Como Escuela UNESCO que somos, y siguiendo las propuestas de la organización, hemos elegido la figura de Bertha von Suttner, que fue la primera mujer que recibió el Nobel de la Paz en 1905.
Ella creía que los seres humanos tienen la capacidad moral de entender que la guerra no es la solución. Su visión de la paz se basaba en la idea de que la humanidad puede progresar y mejorar.
Se conoció la biografía de Bertha y a partir de un cuento adaptado a las distintas edades, el alumnado de todo el colegio se planteó distintos interrogantes:
¿Qué cosas hacen que tu corazón esté más feliz?
¿Qué puedes hacer tú para ser amigo o amiga de la paz?
¿Crees que hoy las palabras pueden ayudar a construir la paz?
¿Crees que hoy también hace falta valentía para defender la paz?
¿Qué responsabilidades tenemos hoy como ciudadanos para construir la paz?
Esta actividad ha sido una gran oportunidad para reflexionar sobre la paz desde un enfoque educativo y contribuir a que todo el alumnado y profesorado del colegio adquiramos habilidades que nos permitan promover y defender la no violencia en el día a día. Queremos que la paz y la buena convivencia lleguen para quedarse siempre y que las palabras trabajadas este día no se queden solo en el papel. Nosotros sí creemos que las palabras también construyen la paz. Deseamos que nuestros ambientes sean pacíficos y que nuestro colegio sea verdaderamente un lugar de paz.
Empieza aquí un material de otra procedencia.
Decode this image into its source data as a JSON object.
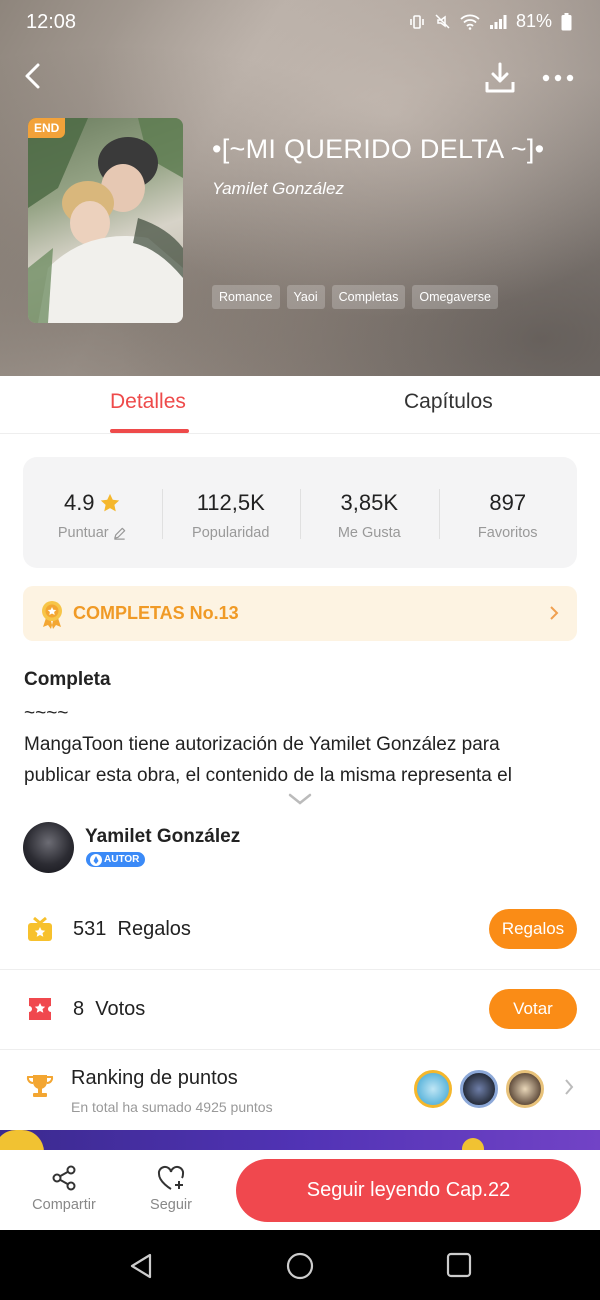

Recogemos aquí unas palabras de la oración de gracias de la Comunidad Educativa del 12 de enero, donde ya expresábamos nuestros deseos de Paz para el 2026:
Te damos gracias por la comunidad educativa que somos: alumnos, familias, docentes y todo el personal que camina unido buscando lo mejor. Que todo lo que recibimos en Navidad – tu paz, tu luz y tu esperanza – nos acompañe en cada paso que demos este año.
Enséñanos a reconocer tus regalos diariamente y a ser reflejo de tu amor en nuestras acciones con los demás.